LastPass, the popular password manager service, has recently announced that it will be requiring some of its users to choose longer master passwords. The company states that this change is necessary in order to ensure the utmost security for all of its customers. However, critics argue that this move is nothing more than a public relations stunt and will do little to help those who were affected by a breach at LastPass in 2022.
LastPass notified its users earlier this week that they would be forced to update their master passwords if they were less than 12 characters long. While this change was officially implemented in 2018, a number of the company’s earlier customers were never required to increase the length of their passwords. This is significant because LastPass disclosed a breach in November 2022, in which hackers stole password vaults containing encrypted and plaintext data for over 25 million users. Since then, there have been reports of cryptocurrency thefts targeting individuals in the tech industry who were using LastPass, leading security experts to believe that the stolen vaults have been cracked.
One victim of the breach, who had more than three million dollars worth of cryptocurrency stolen from their account, had been using LastPass for almost a decade and had never changed their eight-character master password. They were also never forced to improve their password. Adblock Plus creator Wladimir Palant conducted research that showed LastPass failed to upgrade many of its older customers to more secure encryption protections that were offered to newer customers. For example, the number of iterations in LastPass’s encryption routines, which determines the time it takes for an attacker to crack a master password, was set much higher for newer customers compared to older ones.

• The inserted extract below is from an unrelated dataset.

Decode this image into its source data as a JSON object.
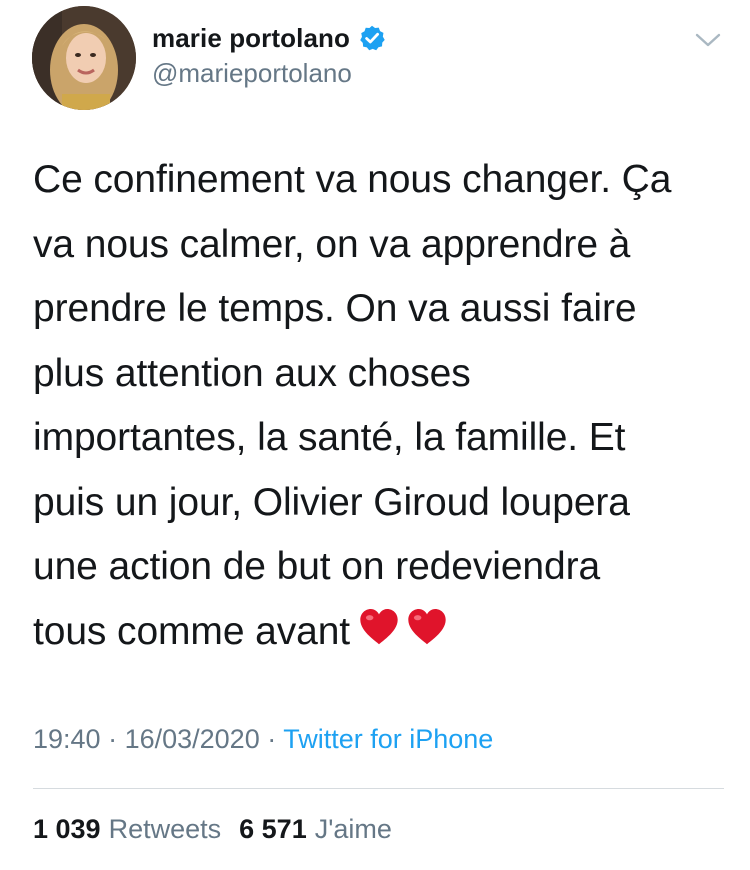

Palant and others impacted by the breach argue that the recent action taken by LastPass is merely a public relations move. LastPass sent the notification to all users, regardless of whether they had a weak master password or not. Palant believes LastPass is trying to shift the blame onto its users instead of implementing technical measures to enforce the policy change. He also points out that the changes will not help those affected by the 2022 breach, who still need to change all of their passwords.
LastPass CEO Karim Toubba defends the change by stating that it is not meant to address already stolen vaults that are offline but rather to protect customers’ online vaults and encourage them to upgrade to a 12-character minimum password. Toubba acknowledges that some customers may have chosen convenience over security by using less complex passwords. LastPass’s functionality of generating and remembering lengthy passwords is meant to offer convenience and security to its users.
However, experts argue that when cybercriminals have access to encrypted vault data, offline attacks become possible. These attacks involve unlimited password cracking attempts using powerful computers. Increasing the number of iterations significantly increases the time and cost required for attackers to crack a master password. Nevertheless, determined adversaries with large-scale computational assets can still reduce the time needed to crack passwords.
When asked about why some LastPass users were not upgraded to higher security minimums, Toubba attributes it to a small percentage of customers having corrupted items in their vaults that prevented proper upgrades. LastPass is working to address this issue and complete the re-encryption process.
Nicholas Weaver, a researcher at the University of California, Berkeley, criticizes LastPass for not force-upgrading the iteration count for existing users. He believes that LastPass’s weak default settings and failure to upgrade them for existing users make it an unreliable password manager. He advises users to consider alternative password managers.
Regarding the recommendation to change all passwords secured by the stolen master password, Toubba states that the majority of customers have followed their guidelines, and the probability of successfully brute-forcing vault encryption is low. LastPass has been advising customers since December 2022 to follow recommended guidelines and change downstream passwords if they haven’t already.
In conclusion, LastPass’s decision to require longer master passwords has faced criticism, with some viewing it as a PR move. Critics argue that it does not address the issues faced by those affected by the 2022 breach and that LastPass should have taken stronger measures to enforce security standards in the past. Experts recommend considering alternative password managers, as LastPass’s reputation has been tarnished by these incidents.